I have forgotten how wicked my heart is and I have convinced others around me to forget as well. I am Becca Billingslea. I have it all together. I have goals and high hopes, I have an amazing family, stellar job…I’m kind of a big deal.
2 Sam. 22:28, “You save the humble, but your eyes are on the haughty to bring them low.”
Oh, how the Lord is bringing me low. God knows where to hit me hardest is in my relationships, so He has began to fracture some that are precious to me. People that I have deceived for a long time now are realizing I am NOT a big deal, but that I… I am wicked. So what do I do with that?
Fix it. I like to fix things. Thats why I like working with young people, because they are broken and God allows me to be a part of the mending and fixing process. So I decided I would just fix all these relationships. Tighten up the screws, double knot it, band aid/ stitches, and Ta-Da! All better. But not this time. I can’t fix this…and I hate that. I tried and it didn’t work.
At church on Sunday we talked about…I’ll give you one guess. Relationships! Have you ever had that moment in church where you just want to yell out, “SHUT UP!” to the pastor? That he must be stalking you and wrote this sermon for you. I wish I would have just slept in and not come…but God had other plans. He pulled an arrow out of his quiver and shot it at my heart…
“You’re not as good of a friend as you think you are.”
I looked down and saw the arrow protruding from my heart as blood began to seep through my white shirt. It hurt.

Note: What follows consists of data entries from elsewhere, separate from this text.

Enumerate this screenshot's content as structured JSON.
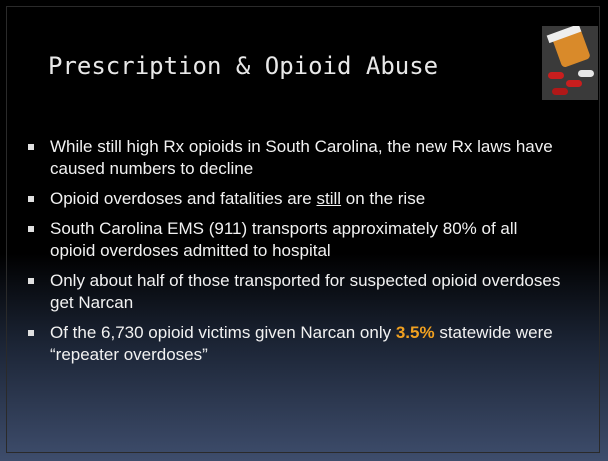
{
  "title": "Prescription & Opioid Abuse",
  "bullets": [
    [
      "While still high Rx opioids in South Carolina, the new Rx laws have caused numbers to decline"
    ],
    [
      "Opioid overdoses and fatalities are ",
      "still",
      " on the rise"
    ],
    [
      "South Carolina EMS (911) transports approximately 80% of all opioid overdoses admitted to hospital"
    ],
    [
      "Only about half of those transported for suspected opioid overdoses get Narcan"
    ],
    [
      "Of the 6,730 opioid victims given Narcan only ",
      "3.5%",
      " statewide were “repeater overdoses”"
    ]
  ]
}
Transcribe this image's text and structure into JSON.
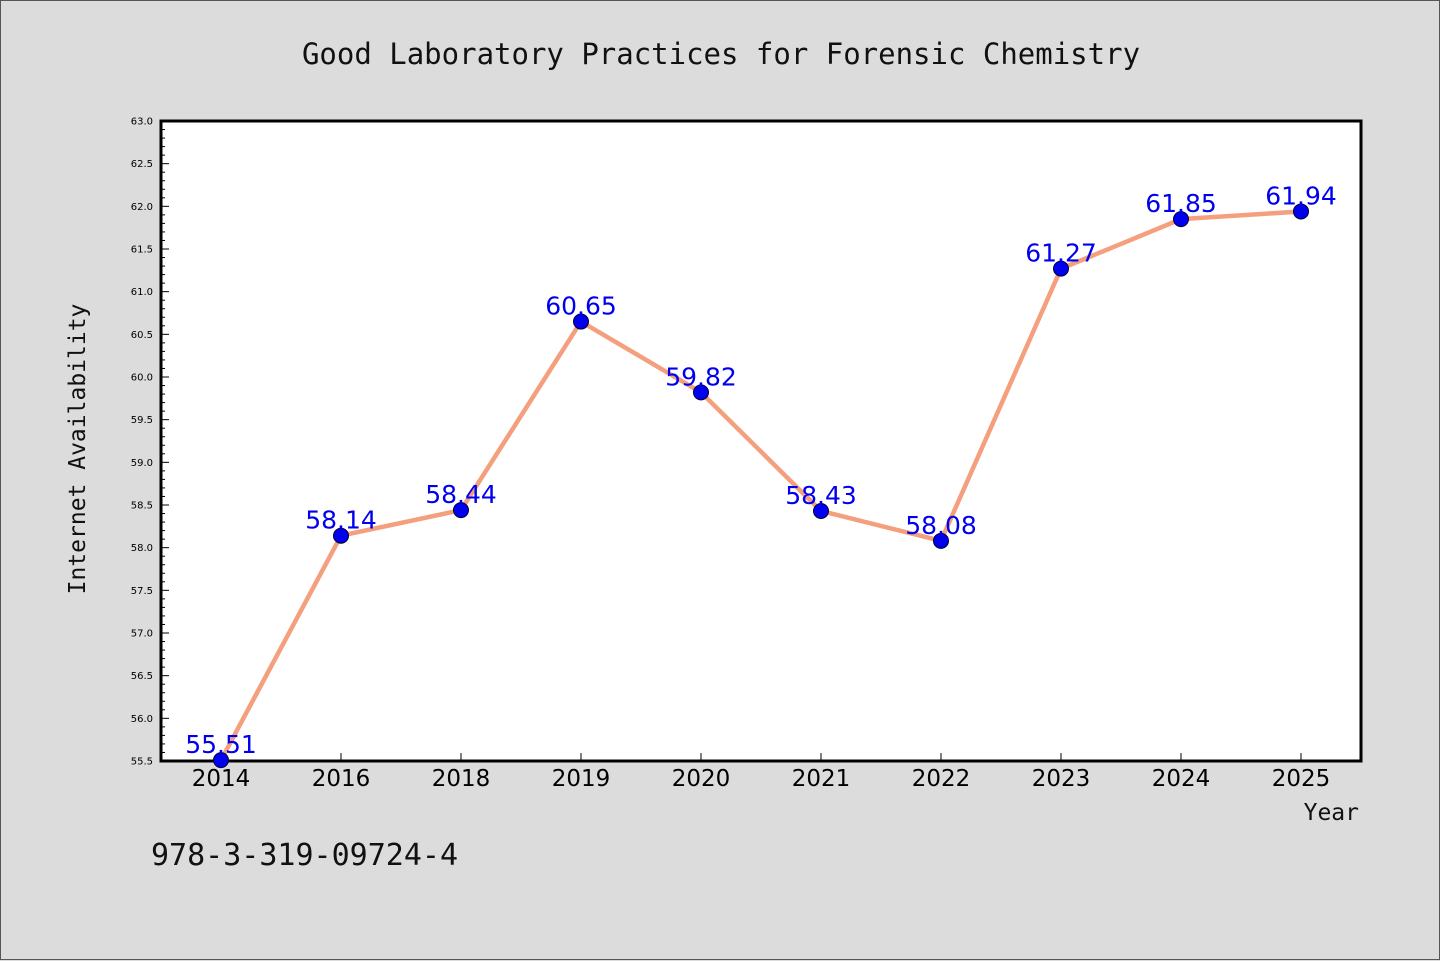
{
  "chart_data": {
    "type": "line",
    "title": "Good Laboratory Practices for Forensic Chemistry",
    "xlabel": "Year",
    "ylabel": "Internet Availability",
    "categories": [
      "2014",
      "2016",
      "2018",
      "2019",
      "2020",
      "2021",
      "2022",
      "2023",
      "2024",
      "2025"
    ],
    "series": [
      {
        "values": [
          55.51,
          58.14,
          58.44,
          60.65,
          59.82,
          58.43,
          58.08,
          61.27,
          61.85,
          61.94
        ],
        "line_color": "#f4a07e",
        "marker_color": "#0000ee",
        "label_color": "#0000ee"
      }
    ],
    "ylim": [
      55.5,
      63.0
    ],
    "yticks": [
      "55.5",
      "56.0",
      "56.5",
      "57.0",
      "57.5",
      "58.0",
      "58.5",
      "59.0",
      "59.5",
      "60.0",
      "60.5",
      "61.0",
      "61.5",
      "62.0",
      "62.5",
      "63.0"
    ],
    "grid": false,
    "legend": "none"
  },
  "footer": {
    "isbn": "978-3-319-09724-4"
  }
}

“You want relationships on YOUR terms.”
Ok, was a second arrow really necessary? Come on! I pride myself on being a good friend and now he is telling me I am NOT? Pride. Lots and lots of pride.
Next thing I knew I looked like I had been to Medieval acupuncture, arrows where sticking out all over and I was a bleeding mess. He went on to speak about how we chase so hard after righteousness or “Godly” friendships when in all reality if we would simply pursue Christ, the rest would just fall into place. My relationships are fracturing because He is asking me, am I enough for you? If you were exposed for how truly sinful you are and everyone left your side… would you take My hand and say, “At least I still have You, and You are enough.” When we make Christ our pursuit, healthy friendships and righteousness are simply a byproduct.
So in that moment I fell to my knees and said, “Help me.” I need more of you. I can’t fix this. There is not answer to my problems but there is a person named Jesus who is the answer to everything. My heart is deceitful above all things and beyond cure, but You say that you have given me a new heart…so I will trust that.
“Learning to let Jesus catch you is an art…because we fight it. We flail and thrash as we fall, trying to save ourselves from the impact that we know is coming instead of merely realizing we have fallen and knowing He will catch us.”
So, here I go. I have already began to fall and I have made it very difficult for Him to catch me, but I said in that moment at church…take it. I can’t fix it.
“God sees the brokenness in your life and wants you anyways.”
It was in that moment that Christ came to me, a gory mess, and said, "Let me help you?" He is beginning to mend me as I have given these hurts to Him, finally after much hostility. Maybe people will never forgive me, maybe He will redeem these relationships, but for now… Now I am praying; praying for restoration and the art of falling. Praying for friends, who like Christ will say,
“I see your brokenness and I want you anyways.”
Romans 5:6-8 “You see, at just the right time, when we were still powerless, Christ died for the ungodly. Very rarely will anyone die for a righteous man, though for a good man someone might possibly dare to die. But God demonstrates his own love for us in this: While we were still sinners, Christ died for us.”